When AOL released search history on over six hundred and fifty thousand of its Web searchers, these log files included queries such as “How to tell your family you’re a victim of incest,” “Surgical help for depression,” “Can you adopt after a suicide attempt,” “Gynecology oncologists in New York City,” “How long will the swelling last after my tummy tuck,” and perhaps most damning, queries that included specific names, addresses, and phone numbers. While AOL offered the data in a way that disguised individual user accounts, in many cases aggregate query detail contained terms so specific, they provided a strong indication of who conducted the searches.D. Kawamoto and E. Mills, “AOL Apologizes for Release of User Search Data,” CNET, August 7, 2006.
While Google has never experienced a blunder of that magnitude, it has suffered minor incidents, including a March 2009 gaffe in which the firm inadvertently shared some Google Docs with contacts who were never granted access to them.J. Kincaid, “Google Privacy Blunder Shares Your Docs without Permission,” TechCrunch, March 7, 2009.
Privacy advocates also worry that the amount of data stored by Google serves as one-stop shopping for litigators and government investigators. The counter argument points to the fact that Google has continually reflected an aggressive defense of data privacy in court cases. When Viacom sued Google over copyright violations in YouTube, the search giant successfully fought the original subpoena, which had requested user-identifying information.R. Mitchell, “What Google Knows about You,” Computerworld, May 11, 2009. And Google was the only one of the four largest search engines to resist a 2006 Justice Department subpoena for search queries.A. Broache, “Judge: Google Must Give Feds Limited Access to Records,” CNET, March 17, 2006.
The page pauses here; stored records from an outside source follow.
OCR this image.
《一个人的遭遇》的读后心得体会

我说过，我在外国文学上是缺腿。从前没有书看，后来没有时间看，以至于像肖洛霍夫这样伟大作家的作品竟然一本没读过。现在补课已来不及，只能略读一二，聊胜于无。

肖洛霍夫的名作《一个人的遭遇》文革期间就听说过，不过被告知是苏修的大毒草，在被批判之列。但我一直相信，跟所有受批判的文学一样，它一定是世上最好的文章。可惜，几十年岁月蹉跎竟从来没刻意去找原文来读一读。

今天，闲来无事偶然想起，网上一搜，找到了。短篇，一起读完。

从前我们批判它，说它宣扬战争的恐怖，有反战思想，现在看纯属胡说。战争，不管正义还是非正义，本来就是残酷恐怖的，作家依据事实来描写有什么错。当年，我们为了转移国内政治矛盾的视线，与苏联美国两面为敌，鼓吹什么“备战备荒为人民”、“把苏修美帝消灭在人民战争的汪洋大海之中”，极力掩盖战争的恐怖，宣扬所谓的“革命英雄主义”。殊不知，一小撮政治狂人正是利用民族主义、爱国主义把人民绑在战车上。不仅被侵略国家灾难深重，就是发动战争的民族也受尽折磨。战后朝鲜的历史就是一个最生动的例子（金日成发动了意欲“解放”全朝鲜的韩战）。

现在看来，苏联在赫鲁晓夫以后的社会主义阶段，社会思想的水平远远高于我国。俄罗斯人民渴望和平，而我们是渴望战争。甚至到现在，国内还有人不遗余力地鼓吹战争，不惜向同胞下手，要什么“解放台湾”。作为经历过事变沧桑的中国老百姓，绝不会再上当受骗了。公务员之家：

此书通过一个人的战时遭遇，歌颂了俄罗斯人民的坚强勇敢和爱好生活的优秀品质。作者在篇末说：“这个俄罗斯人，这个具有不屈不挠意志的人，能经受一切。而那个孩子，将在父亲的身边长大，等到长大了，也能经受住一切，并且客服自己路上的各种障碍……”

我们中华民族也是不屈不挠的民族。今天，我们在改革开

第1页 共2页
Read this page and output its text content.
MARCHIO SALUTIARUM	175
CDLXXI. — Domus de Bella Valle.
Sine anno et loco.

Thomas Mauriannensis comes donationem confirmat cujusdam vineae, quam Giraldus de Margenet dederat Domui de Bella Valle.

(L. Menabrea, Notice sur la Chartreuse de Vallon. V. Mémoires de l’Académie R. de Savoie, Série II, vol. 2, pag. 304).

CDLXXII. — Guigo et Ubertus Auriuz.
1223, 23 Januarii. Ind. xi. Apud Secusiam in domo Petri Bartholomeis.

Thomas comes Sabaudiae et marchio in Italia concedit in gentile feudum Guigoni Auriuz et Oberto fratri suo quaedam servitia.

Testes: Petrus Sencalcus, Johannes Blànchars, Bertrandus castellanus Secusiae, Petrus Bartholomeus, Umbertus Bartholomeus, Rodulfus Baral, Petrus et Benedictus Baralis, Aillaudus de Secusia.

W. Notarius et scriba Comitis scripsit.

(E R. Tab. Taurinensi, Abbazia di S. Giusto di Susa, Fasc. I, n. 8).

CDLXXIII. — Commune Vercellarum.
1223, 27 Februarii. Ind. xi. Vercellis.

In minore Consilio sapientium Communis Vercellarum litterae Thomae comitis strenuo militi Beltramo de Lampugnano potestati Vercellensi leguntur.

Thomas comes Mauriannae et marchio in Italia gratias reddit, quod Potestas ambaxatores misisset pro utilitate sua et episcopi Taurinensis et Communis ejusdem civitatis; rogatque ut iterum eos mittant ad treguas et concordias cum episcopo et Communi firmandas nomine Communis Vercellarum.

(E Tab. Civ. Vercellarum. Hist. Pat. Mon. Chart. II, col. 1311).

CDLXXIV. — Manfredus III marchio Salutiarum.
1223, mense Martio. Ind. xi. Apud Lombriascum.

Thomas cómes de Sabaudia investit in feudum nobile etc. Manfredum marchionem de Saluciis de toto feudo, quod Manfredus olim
Google is increasingly finding itself in precedent-setting cases where the law is vague. Google’s Street View, for example, has been the target of legal action in the United States, Canada, Japan, Greece, and the United Kingdom. Varying legal environments create a challenge to the global rollout of any data-driven initiative.L. Sumagaysay, “Not Everyone Likes the (Google Street) View,” Good Morning Silicon Valley, May 20, 2009.
Ad targeting brings to a head issues of opportunity, privacy, security, risk, and legislation. Google is now taking a more active public relations and lobbying role to prevent misperceptions and to be sure its positions are understood. While the field continues to evolve, Google’s experience will lay the groundwork for the future of personalized technology and provide a case study for other firms that need to strike the right balance between utility and privacy. Despite differences, it seems clear to Google, its advocates, and its detractors that with great power comes great responsibility.